Bellairs’s recurrent protagonists, Anthony Monday and Johnny Dixon, are scrawny, socially awkward kids in sneakers. (The old book covers had Edward Gorey illustrations that depicted these kids in Converse-like high tops). They come from cold families, and they’ve got real stuff at stake, like saving their family from financial ruin or paying for Grandma’s urgent operation. Or—oh, yeah—not getting killed by a pyscho wizard.

4. Give Your Protagonist a Unique—and Knowledgeable—Sidekick.

Bellairs’s kid protagonists have cool-yet-elderly sidekicks: Anthony Monday has Miss Eels, the birdlike town librarian, and Johnny Dixon is friends with the curmudgeonly Professor Childermass. These grownups don’t present a censoring force, but rather provide their expertise on, say, Egyptology, or lore about the eccentric town millionaire. They take the kids seriously and, well, they have cars. Which is helpful.

5. Stage a Spectacular Climax.

These were the books that I stayed up late reading as a kid, the ones for which I faked my dad out regarding “lights out.” (Lights out? WHATEVER.) And one of the reasons was that the tension in a Bellairs novel mounts relentlessly. You get the ticking clock. The rising stakes.

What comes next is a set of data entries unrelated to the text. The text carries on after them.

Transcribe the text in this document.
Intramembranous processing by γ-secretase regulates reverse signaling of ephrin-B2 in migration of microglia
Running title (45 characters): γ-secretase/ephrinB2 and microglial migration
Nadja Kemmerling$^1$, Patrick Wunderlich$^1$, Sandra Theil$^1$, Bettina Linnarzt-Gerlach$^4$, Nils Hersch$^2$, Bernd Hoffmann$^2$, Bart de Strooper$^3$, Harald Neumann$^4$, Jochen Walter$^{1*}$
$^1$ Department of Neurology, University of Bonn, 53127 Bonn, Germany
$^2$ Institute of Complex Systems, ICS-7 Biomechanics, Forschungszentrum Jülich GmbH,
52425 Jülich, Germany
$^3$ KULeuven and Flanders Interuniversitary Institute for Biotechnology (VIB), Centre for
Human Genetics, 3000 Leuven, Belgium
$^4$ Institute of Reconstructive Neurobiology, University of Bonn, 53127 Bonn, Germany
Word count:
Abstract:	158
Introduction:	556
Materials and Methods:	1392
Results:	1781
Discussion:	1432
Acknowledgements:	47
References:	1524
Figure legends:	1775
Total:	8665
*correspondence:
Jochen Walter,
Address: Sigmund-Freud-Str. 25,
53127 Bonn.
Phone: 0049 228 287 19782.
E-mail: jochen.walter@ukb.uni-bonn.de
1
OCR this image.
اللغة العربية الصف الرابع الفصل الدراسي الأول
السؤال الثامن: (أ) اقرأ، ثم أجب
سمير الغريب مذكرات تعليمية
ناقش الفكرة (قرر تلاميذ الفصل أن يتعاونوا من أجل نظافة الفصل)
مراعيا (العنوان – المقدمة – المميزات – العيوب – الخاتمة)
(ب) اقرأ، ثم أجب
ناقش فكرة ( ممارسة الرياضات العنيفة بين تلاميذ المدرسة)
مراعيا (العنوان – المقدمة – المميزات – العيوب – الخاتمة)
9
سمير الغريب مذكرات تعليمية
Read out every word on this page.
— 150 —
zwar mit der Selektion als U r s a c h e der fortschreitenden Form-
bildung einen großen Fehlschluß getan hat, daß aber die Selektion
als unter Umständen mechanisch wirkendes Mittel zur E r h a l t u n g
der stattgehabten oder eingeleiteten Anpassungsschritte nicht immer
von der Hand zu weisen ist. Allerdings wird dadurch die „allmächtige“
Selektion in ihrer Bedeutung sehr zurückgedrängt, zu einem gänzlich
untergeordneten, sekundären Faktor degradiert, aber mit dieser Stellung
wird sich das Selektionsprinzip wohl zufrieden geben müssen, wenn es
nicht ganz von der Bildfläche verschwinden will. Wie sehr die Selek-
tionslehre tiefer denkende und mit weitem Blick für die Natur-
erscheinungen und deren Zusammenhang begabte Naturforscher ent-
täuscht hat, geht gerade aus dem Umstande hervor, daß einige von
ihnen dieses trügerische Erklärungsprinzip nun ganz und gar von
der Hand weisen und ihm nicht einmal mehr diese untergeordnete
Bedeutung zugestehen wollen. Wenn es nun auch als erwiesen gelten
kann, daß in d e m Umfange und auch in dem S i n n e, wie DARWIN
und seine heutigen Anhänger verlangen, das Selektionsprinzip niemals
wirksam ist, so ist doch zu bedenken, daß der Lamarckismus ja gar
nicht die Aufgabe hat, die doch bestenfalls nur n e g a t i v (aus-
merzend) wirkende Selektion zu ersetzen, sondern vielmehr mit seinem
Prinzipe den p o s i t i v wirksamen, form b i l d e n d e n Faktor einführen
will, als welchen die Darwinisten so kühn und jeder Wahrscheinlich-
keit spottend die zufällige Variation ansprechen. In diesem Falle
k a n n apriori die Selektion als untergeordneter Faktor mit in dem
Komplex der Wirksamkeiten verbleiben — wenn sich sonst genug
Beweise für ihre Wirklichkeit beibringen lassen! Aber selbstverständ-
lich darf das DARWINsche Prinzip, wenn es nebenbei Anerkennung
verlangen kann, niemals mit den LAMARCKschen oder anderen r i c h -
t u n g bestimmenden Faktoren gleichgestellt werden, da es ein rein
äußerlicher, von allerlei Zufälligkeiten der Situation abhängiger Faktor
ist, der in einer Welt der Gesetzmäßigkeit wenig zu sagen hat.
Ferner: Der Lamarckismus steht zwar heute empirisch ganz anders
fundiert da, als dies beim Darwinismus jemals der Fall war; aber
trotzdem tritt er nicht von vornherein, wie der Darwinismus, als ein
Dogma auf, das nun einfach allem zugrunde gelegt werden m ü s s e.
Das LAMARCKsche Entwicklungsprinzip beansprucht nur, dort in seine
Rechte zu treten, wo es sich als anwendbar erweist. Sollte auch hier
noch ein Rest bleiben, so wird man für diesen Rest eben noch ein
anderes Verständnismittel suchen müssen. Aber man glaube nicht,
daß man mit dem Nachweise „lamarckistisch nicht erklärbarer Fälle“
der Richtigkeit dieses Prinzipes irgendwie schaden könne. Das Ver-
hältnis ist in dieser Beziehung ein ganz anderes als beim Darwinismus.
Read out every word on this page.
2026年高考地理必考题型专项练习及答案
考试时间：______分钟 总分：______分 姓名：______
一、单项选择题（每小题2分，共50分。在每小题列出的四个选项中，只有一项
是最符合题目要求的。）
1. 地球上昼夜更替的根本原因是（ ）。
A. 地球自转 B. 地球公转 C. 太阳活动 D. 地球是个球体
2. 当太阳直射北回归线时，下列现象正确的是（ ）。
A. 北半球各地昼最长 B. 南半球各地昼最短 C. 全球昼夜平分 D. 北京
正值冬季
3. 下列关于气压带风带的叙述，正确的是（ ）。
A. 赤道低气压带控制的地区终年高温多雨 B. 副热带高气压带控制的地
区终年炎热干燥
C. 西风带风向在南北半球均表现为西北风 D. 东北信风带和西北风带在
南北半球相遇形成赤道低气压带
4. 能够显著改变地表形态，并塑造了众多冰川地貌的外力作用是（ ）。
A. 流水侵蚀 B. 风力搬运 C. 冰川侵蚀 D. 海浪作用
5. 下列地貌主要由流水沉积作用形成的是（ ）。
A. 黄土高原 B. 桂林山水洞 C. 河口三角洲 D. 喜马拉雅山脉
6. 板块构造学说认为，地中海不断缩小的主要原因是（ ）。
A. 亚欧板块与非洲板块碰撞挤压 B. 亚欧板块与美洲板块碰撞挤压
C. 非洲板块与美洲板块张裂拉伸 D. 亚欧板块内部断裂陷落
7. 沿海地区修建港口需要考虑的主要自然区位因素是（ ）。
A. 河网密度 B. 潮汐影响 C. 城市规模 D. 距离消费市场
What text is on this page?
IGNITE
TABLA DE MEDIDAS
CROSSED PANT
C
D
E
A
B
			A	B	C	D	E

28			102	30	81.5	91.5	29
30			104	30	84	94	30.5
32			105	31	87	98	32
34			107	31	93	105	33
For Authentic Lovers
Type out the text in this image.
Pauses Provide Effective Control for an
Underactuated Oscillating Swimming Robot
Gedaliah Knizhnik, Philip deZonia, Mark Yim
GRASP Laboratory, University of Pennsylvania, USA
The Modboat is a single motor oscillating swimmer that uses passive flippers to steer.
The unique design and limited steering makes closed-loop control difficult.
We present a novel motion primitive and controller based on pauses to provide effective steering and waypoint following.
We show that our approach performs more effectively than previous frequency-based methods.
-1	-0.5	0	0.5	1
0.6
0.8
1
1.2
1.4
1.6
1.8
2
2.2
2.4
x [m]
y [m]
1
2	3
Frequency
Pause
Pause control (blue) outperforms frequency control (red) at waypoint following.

The natural menace—the town is flooding, say, or they’re out in the mountains on a cliff—and then it all comes together with peril and supernatural forces and a heart-in-your throat flipping of the pages.

Dear John Bellairs (residing now somewhere in Writer Heaven, where words flow like water from a faucet): Thank you. For everything.

 


3 Replies to “Flashback Friday: John Bellairs”

  1. Thanks Maia. I need to read some John Bellairs. I somehow missed these when I was a kid, but we are all still kids at heart (if you dig deep enough).

    Zach

  2. I’ve not heard of this author either. My kids would probably like these! Now I need to check out those and your mystery, Maia.